A che cosa serviva la mia razionalità, se vacillava di fronte al buio della notte ed agli strani rumori prodotti dal tramestio del vento e del mare?
D’un tratto una figura mostruosa mi ha sorpassato di gran carriera parandomisi poi davanti ed urtando il mio viso.
Era reale, viva e pelosa e non scaturiva certo dalla mia fantasia esaltata. Mi sono bloccato di scatto e, forse per un istante, anche il cuore ha cessato di battere, o almeno così mi è sembrato.
Poi ho udito un urlo disumano acuto e strozzato uscire incontrollabile dalla mia gola, a cui ha fatto eco un suono basso e rauco, del tutto simile al raglio di un asino.
Intanto mi giungeva da lontano una voce ‘umana’ e questa volta non si trattava di un’allucinazione:
– Calmatevi! Non vi spaventate! Siete voi don Pie’? Io so’ Veruccio Martiello e chistu sfaccimm’ è ‘u ciuccio mio, ‘Federale’. Cos’è pazze! Ha spezzato ‘a fune e se n’è fuiuto. Lo sto cercando d’acchiappare da mezz’ora… Me sta faccene schiatta’ ‘ncuorpo! Miserabile ‘i ‘nu ciuccio!
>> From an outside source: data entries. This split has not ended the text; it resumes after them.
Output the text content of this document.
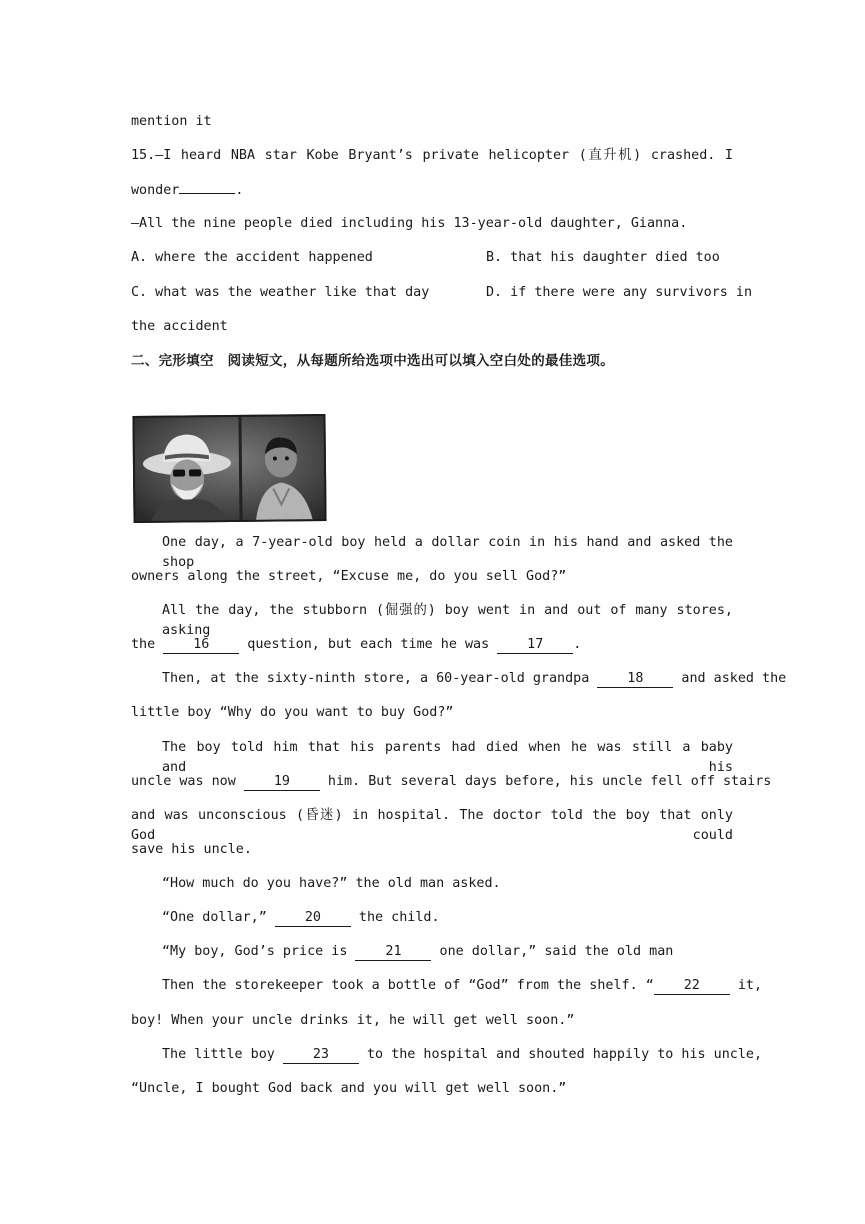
mention it
15.—I heard NBA star Kobe Bryant’s private helicopter (直升机) crashed. I
wonder	.
—All the nine people died including his 13-year-old daughter, Gianna.
A. where the accident happened	B. that his daughter died too
C. what was the weather like that day	D. if there were any survivors in
the accident
二、完形填空　阅读短文，从每题所给选项中选出可以填入空白处的最佳选项。
One day, a 7-year-old boy held a dollar coin in his hand and asked the shop
owners along the street, “Excuse me, do you sell God?”
All the day, the stubborn (倔强的) boy went in and out of many stores, asking
the 16 question, but each time he was 17 .
Then, at the sixty-ninth store, a 60-year-old grandpa 18 and asked the
little boy “Why do you want to buy God?”
The boy told him that his parents had died when he was still a baby and his
uncle was now 19 him. But several days before, his uncle fell off stairs
and was unconscious (昏迷) in hospital. The doctor told the boy that only God could
save his uncle.
“How much do you have?” the old man asked.
“One dollar,” 20 the child.
“My boy, God’s price is 21 one dollar,” said the old man
Then the storekeeper took a bottle of “God” from the shelf. “ 22 it,
boy! When your uncle drinks it, he will get well soon.”
The little boy 23 to the hospital and shouted happily to his uncle,
“Uncle, I bought God back and you will get well soon.”
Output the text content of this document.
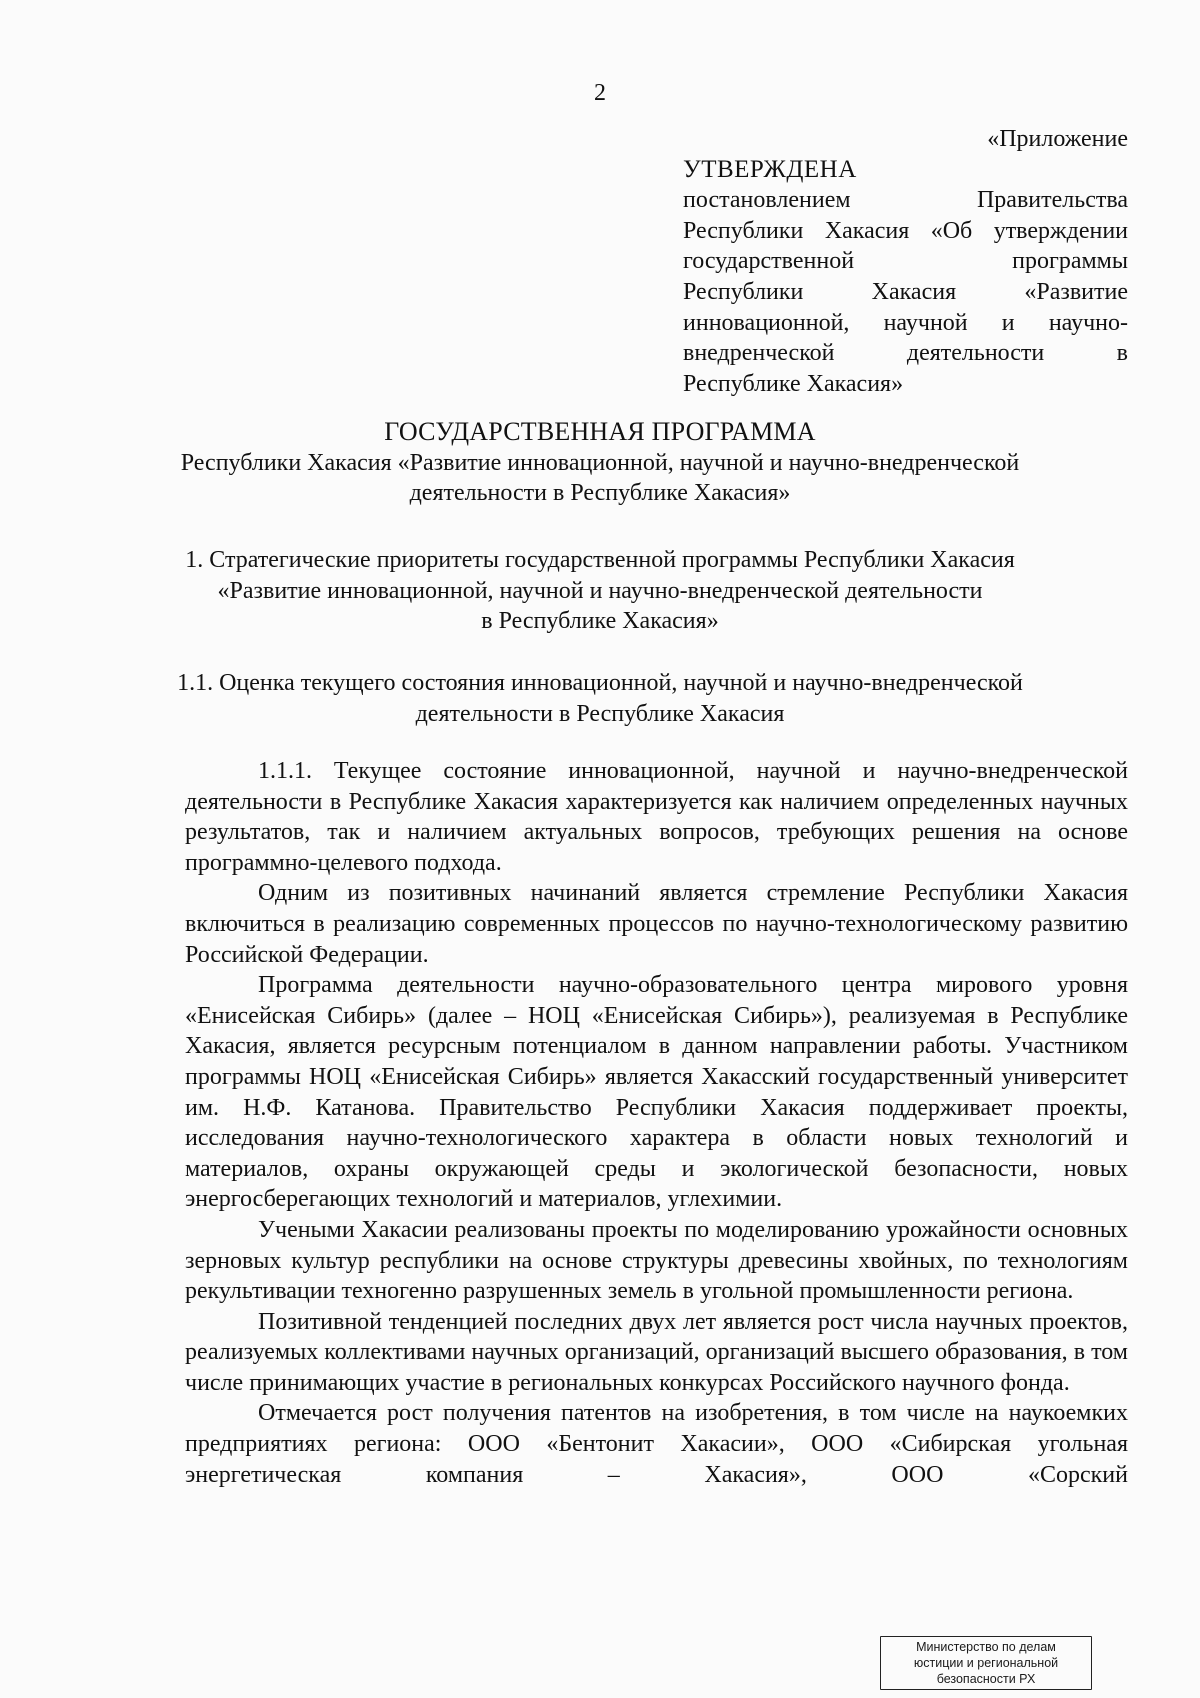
2
«Приложение
УТВЕРЖДЕНА
постановлением Правительства
Республики Хакасия «Об утверждении
государственной программы
Республики Хакасия «Развитие
инновационной, научной и научно-
внедренческой деятельности в
Республике Хакасия»
ГОСУДАРСТВЕННАЯ ПРОГРАММА
Республики Хакасия «Развитие инновационной, научной и научно-внедренческой
деятельности в Республике Хакасия»
1. Стратегические приоритеты государственной программы Республики Хакасия
«Развитие инновационной, научной и научно-внедренческой деятельности
в Республике Хакасия»
1.1. Оценка текущего состояния инновационной, научной и научно-внедренческой
деятельности в Республике Хакасия

1.1.1. Текущее состояние инновационной, научной и научно-внедренческой деятельности в Республике Хакасия характеризуется как наличием определенных научных результатов, так и наличием актуальных вопросов, требующих решения на основе программно-целевого подхода.

Одним из позитивных начинаний является стремление Республики Хакасия включиться в реализацию современных процессов по научно-технологическому развитию Российской Федерации.

Программа деятельности научно-образовательного центра мирового уровня «Енисейская Сибирь» (далее – НОЦ «Енисейская Сибирь»), реализуемая в Республике Хакасия, является ресурсным потенциалом в данном направлении работы. Участником программы НОЦ «Енисейская Сибирь» является Хакасский государственный университет им. Н.Ф. Катанова. Правительство Республики Хакасия поддерживает проекты, исследования научно-технологического характера в области новых технологий и материалов, охраны окружающей среды и экологической безопасности, новых энергосберегающих технологий и материалов, углехимии.

Учеными Хакасии реализованы проекты по моделированию урожайности основных зерновых культур республики на основе структуры древесины хвойных, по технологиям рекультивации техногенно разрушенных земель в угольной промышленности региона.

Позитивной тенденцией последних двух лет является рост числа научных проектов, реализуемых коллективами научных организаций, организаций высшего образования, в том числе принимающих участие в региональных конкурсах Российского научного фонда.

Отмечается рост получения патентов на изобретения, в том числе на наукоемких предприятиях региона: ООО «Бентонит Хакасии», ООО «Сибирская угольная энергетическая компания – Хакасия», ООО «Сорский

Министерство по делам
юстиции и региональной
безопасности РХ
L’uomo mi si è avvicinato ansimando ed ha recuperato il suo animale salutandolo con due colpi di frusta sulla schiena:
– “Iamme, iamme… Iammungenne, bestiaccia infame! Prova ancora a scappa’ e vide che t’aspetta, bruttu scurnacchiate…Piezz’ ‘i galera!
Il raglio del quadrupede gli ha risposto rassegnato e lamentoso, mentre le quattro zampe pestavano il suolo in segno di blanda protesta.
Prima di riprendere il cammino Veruccio Martiello, additando l’asino, in un bisbiglio complice mi ha soffiato nell’orecchio questa confidenza:
– A voi sì, Don Pié’, lo posso dire… è come in confessione: il suo vero nome è Stalìn; ma mia moglie, che è la prudenza fatta persona, mi ha convinto a chiamarlo Federale, pecché dice che con certa gente non si sa mai… anche il nome del ciuccio potrebbe mettermi nei guai…
Rinfrancato, ho proseguito a passi lenti per la mia strada.
Il cielo ad Oriente acquistava una strana tonalità di grigio per poi schiarirsi a poco a poco; giungeva freddo, il nuovo giorno.
Arrivato al cimitero, ho ripreso il mio ruolo di sacerdote ed insieme ad esso l’austero e consueto contegno razionale.
Ho officiato la Messa ed ho parlato a lungo ai fedeli, ostentando certezze incrollabili che io stesso non possiedo.